Je stinkende best doen om iets moois te creëren

Arthur Bagen

Meer dan dertig jaar fotografeerde Arthur Bagen projecten voor diederendirrix. Van het herbestemmingsplan Nedinsco-fabriek tot woonhuis Steigereiland en van woningblok Marienburg tot de transformatie van Gebouw Anton. Over opdrachtgeverschap kun je eigenlijk niet spreken volgens de fotograaf. Het was meer een vriendschap. En dan doe je je stinkende best om iets moois te creëren.

Opgevoed door Bert Dirrix

In het atelier van Arthur, in 1985 ontworpen door Bert Dirrix, vertelt de fotograaf over zijn vak. “Ik ben begonnen als persfotograaf, maakte reportages in het Midden-Oosten. Dit was vrij heftig, dus daar ben ik na een aantal jaren mee gestopt.” Via de kunstscene in Eindhoven leerde hij Bert Dirrix en Paul Diederen kennen. Bert gaf hem een opdracht. “In het begin was ik veel te veel op details gericht en minder op het inzichtelijk maken van de volumes, zoals Bert dat noemde. Hij heeft me langzaam opgevoed in de architectuurfotografie.” Toch bleven de minimalistische, grafische platen trekken. Arthur laat een grafische foto van de Sagrada Familia zien. “Deze foto is de basis voor de raambedrukking bij het gebouw Vertigo geweest.” Trots toont hij het eindresultaat, wederom door hemzelf gefotografeerd.

20200109_diederendirrix-interview_007_1600

Geduld, sjouwen en een gunst vragen

“Fotograferen is een kwestie van geduld. Eerst ga je naar het gebouw toe, je kijkt en wacht op het juiste licht en situatie. Meestal ga je er vaker naartoe. Bijvoorbeeld om een avondshot te maken, dan ziet een gebouw er heel anders uit.” Hij denkt aan een bijna klassieke foto van de Witte Dame waar de verhoudingen zo mooi zijn en aan het woonhuis Steigereiland met het prachtige uitzicht. Soms moest hij meer moeite doen. “Ik heb wat kratten, vuilnisbakken en containers weggesjouwd. Mijn rug had het zwaar!” Hijskranen, hoogwerkers of het dak van een tegenoverliggend gebouw beklimmen, hij heeft het allemaal gedaan. Vaak is een babbeltje genoeg, maar Arthur heeft ook wel eens flappen moeten trekken om ergens op te mogen. “Het leverde dan wel een beeld op waarvan je dacht, yesss!”

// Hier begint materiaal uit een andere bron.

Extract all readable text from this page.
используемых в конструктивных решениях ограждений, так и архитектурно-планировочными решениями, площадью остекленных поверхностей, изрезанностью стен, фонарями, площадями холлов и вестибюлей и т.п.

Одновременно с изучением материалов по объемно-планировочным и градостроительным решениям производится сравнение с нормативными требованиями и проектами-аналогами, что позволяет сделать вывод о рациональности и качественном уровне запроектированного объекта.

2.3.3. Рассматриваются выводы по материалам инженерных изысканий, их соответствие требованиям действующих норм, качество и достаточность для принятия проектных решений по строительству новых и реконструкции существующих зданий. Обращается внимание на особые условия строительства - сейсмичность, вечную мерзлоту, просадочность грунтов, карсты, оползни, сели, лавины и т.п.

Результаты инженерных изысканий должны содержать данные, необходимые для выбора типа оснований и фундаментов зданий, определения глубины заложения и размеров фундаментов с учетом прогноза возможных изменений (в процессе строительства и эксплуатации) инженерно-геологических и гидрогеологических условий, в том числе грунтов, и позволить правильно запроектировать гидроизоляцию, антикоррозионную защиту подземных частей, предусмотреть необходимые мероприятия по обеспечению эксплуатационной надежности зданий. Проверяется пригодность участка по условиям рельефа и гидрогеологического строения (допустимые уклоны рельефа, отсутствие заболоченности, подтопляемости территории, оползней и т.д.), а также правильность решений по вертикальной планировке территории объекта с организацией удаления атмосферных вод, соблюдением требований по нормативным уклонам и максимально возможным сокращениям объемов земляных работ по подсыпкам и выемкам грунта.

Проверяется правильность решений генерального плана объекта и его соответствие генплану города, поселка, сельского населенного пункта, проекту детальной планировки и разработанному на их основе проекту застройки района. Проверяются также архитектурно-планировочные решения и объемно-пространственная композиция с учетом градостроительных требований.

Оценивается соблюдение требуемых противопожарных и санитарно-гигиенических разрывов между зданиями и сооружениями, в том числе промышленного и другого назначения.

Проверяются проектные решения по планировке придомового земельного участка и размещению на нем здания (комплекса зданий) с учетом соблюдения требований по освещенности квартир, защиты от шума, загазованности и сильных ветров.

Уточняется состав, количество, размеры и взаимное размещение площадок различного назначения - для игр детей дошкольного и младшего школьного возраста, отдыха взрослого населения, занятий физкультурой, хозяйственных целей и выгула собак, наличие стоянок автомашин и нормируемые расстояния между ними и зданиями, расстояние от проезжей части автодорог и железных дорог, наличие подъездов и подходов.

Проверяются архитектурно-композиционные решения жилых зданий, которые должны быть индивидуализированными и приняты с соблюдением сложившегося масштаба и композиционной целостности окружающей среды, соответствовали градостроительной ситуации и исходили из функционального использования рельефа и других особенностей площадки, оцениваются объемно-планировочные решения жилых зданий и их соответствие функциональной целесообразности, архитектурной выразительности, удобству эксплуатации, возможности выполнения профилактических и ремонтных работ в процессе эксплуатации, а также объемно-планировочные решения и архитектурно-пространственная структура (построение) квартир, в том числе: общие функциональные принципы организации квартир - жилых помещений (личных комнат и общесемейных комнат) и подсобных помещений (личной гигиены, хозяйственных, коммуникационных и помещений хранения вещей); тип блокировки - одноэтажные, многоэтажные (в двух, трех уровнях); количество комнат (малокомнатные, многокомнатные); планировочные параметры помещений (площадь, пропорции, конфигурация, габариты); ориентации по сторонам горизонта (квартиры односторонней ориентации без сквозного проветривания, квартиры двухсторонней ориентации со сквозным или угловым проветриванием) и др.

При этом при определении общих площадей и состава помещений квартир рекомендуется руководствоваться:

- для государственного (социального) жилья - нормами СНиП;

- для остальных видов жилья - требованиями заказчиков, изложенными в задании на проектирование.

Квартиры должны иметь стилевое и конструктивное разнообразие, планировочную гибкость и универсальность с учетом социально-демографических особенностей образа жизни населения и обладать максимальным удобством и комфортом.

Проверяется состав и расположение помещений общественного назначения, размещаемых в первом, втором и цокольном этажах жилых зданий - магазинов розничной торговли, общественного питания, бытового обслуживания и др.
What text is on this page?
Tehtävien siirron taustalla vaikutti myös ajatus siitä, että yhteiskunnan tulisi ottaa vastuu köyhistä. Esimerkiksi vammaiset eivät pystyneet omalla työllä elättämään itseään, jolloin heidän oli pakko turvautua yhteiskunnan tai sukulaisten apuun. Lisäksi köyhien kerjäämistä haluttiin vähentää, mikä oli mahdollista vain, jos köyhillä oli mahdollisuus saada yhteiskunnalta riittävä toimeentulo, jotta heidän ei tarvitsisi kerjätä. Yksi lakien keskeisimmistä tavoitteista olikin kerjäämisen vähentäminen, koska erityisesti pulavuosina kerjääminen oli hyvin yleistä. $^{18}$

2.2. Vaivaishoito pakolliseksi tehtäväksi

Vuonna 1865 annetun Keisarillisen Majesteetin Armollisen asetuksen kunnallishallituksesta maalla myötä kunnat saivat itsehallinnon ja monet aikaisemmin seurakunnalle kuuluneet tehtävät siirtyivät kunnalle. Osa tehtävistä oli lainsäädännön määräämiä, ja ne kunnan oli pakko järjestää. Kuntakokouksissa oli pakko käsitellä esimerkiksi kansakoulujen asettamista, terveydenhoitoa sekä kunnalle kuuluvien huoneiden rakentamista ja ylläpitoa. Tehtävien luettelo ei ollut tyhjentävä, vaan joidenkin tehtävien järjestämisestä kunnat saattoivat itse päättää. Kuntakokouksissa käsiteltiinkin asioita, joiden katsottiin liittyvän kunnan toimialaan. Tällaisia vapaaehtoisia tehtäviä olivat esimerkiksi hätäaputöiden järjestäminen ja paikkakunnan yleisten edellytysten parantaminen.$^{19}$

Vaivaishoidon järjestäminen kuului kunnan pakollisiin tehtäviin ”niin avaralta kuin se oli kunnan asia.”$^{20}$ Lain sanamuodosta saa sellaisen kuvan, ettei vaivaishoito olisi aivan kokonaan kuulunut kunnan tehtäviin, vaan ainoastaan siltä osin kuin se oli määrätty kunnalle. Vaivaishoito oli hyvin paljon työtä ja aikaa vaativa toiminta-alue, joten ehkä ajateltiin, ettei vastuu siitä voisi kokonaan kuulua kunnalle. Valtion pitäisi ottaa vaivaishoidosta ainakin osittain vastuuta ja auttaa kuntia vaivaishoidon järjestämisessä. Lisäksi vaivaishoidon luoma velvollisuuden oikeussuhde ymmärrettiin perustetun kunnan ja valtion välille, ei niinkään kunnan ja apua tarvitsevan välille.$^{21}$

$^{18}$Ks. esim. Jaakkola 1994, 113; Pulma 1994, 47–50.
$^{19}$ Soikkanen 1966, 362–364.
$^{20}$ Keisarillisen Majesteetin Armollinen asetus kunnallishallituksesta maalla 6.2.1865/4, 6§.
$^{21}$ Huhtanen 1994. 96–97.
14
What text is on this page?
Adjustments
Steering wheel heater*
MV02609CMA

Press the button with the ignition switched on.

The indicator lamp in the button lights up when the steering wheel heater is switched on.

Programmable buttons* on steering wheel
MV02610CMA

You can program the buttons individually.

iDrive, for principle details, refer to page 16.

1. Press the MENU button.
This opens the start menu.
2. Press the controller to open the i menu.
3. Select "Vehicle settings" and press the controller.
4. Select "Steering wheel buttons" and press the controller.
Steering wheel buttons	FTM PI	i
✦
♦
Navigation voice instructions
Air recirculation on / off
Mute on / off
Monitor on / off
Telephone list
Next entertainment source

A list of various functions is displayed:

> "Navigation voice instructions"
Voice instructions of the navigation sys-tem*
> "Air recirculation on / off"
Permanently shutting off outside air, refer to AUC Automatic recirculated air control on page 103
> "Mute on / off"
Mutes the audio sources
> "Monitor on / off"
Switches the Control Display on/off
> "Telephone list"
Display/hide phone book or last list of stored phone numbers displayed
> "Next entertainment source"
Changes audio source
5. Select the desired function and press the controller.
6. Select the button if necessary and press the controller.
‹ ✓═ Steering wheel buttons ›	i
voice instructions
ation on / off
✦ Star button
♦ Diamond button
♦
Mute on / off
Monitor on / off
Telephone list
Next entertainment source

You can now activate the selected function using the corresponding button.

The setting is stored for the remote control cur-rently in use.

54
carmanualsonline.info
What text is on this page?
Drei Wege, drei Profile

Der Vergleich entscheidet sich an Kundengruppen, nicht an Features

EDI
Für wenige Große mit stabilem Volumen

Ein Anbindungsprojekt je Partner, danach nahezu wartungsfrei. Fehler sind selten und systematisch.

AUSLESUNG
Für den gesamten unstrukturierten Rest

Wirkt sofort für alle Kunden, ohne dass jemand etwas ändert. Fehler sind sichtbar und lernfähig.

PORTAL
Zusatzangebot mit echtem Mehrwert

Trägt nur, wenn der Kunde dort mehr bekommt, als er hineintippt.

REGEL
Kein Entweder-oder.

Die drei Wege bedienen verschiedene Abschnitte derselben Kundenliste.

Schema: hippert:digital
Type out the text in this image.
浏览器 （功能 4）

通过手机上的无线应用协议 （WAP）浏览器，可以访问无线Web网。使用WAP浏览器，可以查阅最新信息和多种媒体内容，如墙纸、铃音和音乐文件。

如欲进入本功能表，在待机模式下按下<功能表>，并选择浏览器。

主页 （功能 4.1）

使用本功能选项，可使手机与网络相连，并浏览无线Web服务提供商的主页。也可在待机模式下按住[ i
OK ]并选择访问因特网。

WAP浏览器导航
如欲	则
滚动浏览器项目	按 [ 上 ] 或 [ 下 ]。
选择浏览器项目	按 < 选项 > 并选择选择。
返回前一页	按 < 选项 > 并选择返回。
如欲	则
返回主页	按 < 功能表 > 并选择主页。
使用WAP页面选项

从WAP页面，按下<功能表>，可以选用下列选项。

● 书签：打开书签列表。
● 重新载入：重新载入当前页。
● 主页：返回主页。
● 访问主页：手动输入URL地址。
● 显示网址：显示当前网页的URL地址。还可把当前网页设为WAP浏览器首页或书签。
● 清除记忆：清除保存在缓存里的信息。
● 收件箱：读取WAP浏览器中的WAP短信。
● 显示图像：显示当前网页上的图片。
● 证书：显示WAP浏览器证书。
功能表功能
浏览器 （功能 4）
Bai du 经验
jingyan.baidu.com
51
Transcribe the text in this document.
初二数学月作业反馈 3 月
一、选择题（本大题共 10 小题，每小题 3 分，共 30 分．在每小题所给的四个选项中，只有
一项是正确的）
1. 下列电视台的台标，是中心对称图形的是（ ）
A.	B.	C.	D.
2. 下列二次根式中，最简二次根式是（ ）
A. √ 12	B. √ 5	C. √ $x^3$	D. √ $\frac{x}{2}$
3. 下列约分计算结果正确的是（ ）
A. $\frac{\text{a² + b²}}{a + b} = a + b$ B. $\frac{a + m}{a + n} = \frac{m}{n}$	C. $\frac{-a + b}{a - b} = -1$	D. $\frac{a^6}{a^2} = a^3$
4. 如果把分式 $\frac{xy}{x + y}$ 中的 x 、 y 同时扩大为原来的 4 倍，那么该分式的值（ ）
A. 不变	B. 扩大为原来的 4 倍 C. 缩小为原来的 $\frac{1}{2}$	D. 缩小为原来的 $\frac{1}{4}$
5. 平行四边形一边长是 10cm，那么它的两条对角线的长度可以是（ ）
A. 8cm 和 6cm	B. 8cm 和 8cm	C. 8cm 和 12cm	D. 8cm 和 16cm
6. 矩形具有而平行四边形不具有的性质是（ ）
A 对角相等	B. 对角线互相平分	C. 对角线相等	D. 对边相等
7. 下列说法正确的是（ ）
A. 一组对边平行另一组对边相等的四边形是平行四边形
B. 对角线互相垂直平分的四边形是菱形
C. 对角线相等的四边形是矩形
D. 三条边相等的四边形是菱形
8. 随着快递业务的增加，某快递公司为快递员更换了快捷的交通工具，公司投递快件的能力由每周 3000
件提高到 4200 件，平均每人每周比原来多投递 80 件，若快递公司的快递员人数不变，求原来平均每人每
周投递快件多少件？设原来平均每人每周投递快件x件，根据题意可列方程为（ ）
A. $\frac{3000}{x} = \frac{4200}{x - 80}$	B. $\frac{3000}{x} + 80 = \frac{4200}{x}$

Een soort ruwheid, niet te glad

Als briefing kreeg Arthur een lijstje met belangrijke dingen om te fotograferen, een set plattegronden en een noordpijl om de zonsopgang te kunnen bepalen. Eigenlijk heel eenvoudig. De architectuur van diederendirrix vindt Arthur herkenbaar. “Er zit een soort ruwheid in, niet te glad. Zoals het trapgat in gebouw Anton. Bijna Escher-achtig.” Of het goede architectuur is? Arthur waagt zich niet aan een kwalificatie. “Als mensen er prettig in kunnen wonen en werken is dat al heel wat.” En daar is diederendirrix bij de bouw van zijn atelier en verbouwing van zijn huis in ieder geval in geslaagd. “We wonen hier al veertig jaar en zijn nog steeds blij met de verbouwing.” Huisfotograaf en tevreden gebruiker in één.